Having no staff, the blogger is not expected to be accurate. [I’d certainly argue with that -jeff] Having no advertisers (though this is changing), he has no reason to pull his punches. And not needing a large circulation to cover costs, he can target a segment of the reading public much narrower than a newspaper or a television news channel could aim for. He may even be able to pry that segment away from the conventional media. Blogs pick off the mainstream media’s customers one by one, as it were.

What opportunities do blogs provide to journalists?

Bloggers can specialize in particular topics to an extent that few journalists employed by media companies can, since the more that journalists specialized, the more of them the company would have to hire in order to be able to cover all bases. A newspaper will not hire a journalist for his knowledge of old typewriters, but plenty of people in the blogosphere have that esoteric knowledge, and it was they who brought down Dan Rather. Similarly, not being commercially constrained, a blogger can stick with and dig into a story longer and deeper than the conventional media dare to, lest their readers become bored….

Do blogs benefit from each other?

What really sticks in the craw of conventional journalists is that although individual blogs have no warrant of accuracy, the blogosphere as a whole has a better error-correction machinery than the conventional media do. The rapidity with which vast masses of information are pooled and sifted leaves the conventional media in the dust….In effect, the blogosphere is a collective enterprise – not 12 million separate enterprises, but one enterprise with 12 million reporters, feature writers and editorialists, yet with almost no costs. It’s as if The Associated Press or Reuters had millions of reporters, many of them experts, all working with no salary for free newspapers that carried no advertising.

Are blogs unfair?

How can the conventional news media hope to compete with blogs? Especially when the competition is not entirely fair.
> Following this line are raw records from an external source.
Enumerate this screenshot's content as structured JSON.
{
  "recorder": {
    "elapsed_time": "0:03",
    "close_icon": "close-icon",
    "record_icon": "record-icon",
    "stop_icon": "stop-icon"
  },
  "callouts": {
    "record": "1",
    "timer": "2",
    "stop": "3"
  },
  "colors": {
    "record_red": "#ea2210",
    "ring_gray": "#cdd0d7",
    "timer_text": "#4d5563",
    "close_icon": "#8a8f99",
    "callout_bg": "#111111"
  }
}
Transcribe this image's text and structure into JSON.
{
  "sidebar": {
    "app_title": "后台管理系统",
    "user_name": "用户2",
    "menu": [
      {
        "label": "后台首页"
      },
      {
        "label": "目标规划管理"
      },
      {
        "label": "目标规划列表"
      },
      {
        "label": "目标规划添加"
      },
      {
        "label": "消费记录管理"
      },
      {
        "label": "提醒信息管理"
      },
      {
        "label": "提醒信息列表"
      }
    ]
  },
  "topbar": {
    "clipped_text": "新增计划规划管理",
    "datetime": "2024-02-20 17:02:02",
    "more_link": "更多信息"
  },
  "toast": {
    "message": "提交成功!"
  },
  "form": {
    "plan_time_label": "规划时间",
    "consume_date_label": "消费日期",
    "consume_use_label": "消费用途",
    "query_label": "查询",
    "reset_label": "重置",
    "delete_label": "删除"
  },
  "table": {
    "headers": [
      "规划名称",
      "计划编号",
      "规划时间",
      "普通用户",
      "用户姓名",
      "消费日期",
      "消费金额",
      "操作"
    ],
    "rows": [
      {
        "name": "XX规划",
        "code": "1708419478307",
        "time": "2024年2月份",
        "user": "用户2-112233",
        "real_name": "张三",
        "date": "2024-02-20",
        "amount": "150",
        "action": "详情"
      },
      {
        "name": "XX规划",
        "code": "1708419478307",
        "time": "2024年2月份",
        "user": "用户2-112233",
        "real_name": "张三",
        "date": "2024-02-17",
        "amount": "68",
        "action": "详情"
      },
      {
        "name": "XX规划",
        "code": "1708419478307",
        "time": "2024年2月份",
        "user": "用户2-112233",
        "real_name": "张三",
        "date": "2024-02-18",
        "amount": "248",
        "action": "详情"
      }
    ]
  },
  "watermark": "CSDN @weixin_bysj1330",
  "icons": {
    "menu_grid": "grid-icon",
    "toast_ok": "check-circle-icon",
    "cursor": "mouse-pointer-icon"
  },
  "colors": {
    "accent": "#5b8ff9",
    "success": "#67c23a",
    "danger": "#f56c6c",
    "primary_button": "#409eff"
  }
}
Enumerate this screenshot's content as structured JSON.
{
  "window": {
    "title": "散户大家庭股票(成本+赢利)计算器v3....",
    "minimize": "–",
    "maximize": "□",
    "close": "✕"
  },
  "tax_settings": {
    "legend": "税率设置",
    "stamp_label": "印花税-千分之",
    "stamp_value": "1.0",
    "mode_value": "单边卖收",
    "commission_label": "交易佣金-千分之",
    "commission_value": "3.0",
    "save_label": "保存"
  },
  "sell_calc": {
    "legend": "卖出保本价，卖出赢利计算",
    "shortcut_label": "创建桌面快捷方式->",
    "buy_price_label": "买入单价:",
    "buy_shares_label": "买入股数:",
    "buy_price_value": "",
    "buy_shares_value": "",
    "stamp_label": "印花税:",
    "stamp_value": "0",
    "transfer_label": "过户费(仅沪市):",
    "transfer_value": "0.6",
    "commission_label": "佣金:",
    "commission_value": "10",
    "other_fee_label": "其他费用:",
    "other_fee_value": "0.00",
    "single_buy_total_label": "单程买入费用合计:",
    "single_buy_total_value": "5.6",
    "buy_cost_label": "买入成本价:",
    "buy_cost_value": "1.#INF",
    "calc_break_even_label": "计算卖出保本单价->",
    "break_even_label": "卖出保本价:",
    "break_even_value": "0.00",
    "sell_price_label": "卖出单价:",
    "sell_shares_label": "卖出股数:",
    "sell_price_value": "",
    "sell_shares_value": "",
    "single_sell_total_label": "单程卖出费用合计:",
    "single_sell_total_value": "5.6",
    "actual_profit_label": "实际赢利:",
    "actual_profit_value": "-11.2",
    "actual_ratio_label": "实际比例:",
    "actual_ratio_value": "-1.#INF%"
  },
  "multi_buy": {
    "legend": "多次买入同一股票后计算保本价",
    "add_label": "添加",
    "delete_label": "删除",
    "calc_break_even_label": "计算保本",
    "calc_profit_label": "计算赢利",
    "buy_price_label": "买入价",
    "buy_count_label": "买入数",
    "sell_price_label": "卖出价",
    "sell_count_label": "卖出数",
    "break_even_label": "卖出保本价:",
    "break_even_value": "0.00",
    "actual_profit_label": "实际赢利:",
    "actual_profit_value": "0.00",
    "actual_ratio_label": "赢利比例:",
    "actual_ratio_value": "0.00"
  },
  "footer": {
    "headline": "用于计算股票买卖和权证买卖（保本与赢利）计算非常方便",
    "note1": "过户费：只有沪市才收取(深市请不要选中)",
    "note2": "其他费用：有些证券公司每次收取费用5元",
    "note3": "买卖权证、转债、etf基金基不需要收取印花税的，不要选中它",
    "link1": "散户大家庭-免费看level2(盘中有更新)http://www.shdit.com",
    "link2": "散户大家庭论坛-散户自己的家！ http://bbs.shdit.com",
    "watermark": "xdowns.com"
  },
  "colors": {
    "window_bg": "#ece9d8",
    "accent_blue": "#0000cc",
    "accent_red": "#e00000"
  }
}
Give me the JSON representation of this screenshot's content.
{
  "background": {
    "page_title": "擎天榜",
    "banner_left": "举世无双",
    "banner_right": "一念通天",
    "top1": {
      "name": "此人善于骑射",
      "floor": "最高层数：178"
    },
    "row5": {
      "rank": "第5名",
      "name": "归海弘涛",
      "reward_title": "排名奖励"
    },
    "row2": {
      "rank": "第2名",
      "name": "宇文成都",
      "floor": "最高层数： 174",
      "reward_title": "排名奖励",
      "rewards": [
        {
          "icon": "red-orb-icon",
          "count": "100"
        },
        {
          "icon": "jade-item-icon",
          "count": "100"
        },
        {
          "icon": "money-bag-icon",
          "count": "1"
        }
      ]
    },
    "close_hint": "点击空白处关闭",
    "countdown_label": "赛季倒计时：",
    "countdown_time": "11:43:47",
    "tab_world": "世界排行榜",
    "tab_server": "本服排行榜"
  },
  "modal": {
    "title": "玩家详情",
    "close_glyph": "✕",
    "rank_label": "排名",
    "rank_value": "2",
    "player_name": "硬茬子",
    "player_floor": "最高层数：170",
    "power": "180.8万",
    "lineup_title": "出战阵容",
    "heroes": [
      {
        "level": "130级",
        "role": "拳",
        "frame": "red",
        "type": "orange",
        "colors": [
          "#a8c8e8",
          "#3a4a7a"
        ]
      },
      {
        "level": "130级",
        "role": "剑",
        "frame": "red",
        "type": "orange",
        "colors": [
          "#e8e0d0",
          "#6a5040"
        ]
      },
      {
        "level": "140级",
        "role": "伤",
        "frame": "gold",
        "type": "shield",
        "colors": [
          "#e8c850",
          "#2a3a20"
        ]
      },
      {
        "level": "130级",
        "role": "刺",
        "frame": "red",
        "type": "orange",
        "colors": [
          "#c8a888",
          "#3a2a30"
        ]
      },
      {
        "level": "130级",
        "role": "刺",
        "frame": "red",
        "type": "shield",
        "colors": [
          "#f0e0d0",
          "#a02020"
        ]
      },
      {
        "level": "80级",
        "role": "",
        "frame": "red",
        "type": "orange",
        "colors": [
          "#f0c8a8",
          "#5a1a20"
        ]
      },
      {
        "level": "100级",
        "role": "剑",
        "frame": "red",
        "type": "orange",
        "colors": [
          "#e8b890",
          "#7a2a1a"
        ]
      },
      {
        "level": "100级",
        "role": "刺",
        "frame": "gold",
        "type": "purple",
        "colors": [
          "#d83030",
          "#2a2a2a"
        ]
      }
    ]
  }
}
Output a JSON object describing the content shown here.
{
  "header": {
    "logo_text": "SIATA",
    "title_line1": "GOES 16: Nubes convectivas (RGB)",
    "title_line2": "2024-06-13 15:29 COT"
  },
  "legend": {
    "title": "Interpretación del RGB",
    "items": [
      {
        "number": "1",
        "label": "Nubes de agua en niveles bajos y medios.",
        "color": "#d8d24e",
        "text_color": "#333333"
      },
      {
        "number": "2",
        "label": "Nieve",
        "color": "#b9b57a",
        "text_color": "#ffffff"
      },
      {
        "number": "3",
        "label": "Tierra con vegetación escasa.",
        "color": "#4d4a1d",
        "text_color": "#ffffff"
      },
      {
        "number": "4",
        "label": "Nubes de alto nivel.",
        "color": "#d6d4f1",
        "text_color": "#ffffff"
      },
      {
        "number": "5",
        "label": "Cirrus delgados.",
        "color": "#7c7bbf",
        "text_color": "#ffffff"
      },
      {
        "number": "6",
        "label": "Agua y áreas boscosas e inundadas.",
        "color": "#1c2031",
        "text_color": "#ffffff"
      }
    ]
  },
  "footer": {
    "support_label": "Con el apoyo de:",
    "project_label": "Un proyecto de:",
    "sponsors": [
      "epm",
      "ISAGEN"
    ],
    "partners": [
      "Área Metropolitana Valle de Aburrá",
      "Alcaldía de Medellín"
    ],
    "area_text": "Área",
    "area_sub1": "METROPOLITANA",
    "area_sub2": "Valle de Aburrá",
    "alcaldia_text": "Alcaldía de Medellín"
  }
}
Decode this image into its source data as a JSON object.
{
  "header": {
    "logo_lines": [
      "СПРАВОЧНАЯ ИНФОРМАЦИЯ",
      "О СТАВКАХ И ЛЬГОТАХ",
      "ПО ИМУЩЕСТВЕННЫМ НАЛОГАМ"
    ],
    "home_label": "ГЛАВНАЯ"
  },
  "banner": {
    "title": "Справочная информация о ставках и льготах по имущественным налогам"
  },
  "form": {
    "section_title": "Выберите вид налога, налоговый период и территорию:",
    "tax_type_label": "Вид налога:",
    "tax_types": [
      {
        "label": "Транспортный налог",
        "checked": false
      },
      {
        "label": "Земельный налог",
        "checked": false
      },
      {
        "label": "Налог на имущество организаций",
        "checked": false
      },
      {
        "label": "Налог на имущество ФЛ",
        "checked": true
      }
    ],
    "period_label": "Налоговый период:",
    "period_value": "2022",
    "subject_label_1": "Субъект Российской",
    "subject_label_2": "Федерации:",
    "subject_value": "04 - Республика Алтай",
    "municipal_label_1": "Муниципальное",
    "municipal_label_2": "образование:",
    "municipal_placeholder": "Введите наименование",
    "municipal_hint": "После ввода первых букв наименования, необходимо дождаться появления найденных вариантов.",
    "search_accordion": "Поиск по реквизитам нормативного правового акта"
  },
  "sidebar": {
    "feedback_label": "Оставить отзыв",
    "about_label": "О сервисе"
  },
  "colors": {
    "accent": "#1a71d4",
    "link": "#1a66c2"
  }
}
Bloggers can simply copy the hard work of the conventional journalists without paying a cent for it. There is also the fear of some critics worry that ”unfiltered” media like blogs exacerbate social tensions by handing a powerful electronic platform to extremists at no charge, where they can post biased opinions at will.

Can blogs be trusted?

Blogs enable unorthodox views to get a hearing. They get 12 million people to write rather than just stare passively at a screen. In an age of specialization and professionalism, they give amateurs a platform, and most people are sensible enough to distrust communications in an unfiltered medium. They know that anyone can create a blog at essentially zero cost, that most bloggers are uncredentialed amateurs, that bloggers don’t employ fact checkers and don’t have editors and that a blogger can hide behind a pseudonym. They know, in short, that until a blogger’s assertions are validated (as when the mainstream media acknowledge an error discovered by a blogger), there is no reason to repose confidence in what he says. The mainstream media, by contrast, assure their public that they make strenuous efforts to prevent errors from creeping into their articles and broadcasts. They ask the public to trust them, and that is why their serious errors are scandals.

So whether you follow blogs or have your own blog, these are all important issues to keep in mind.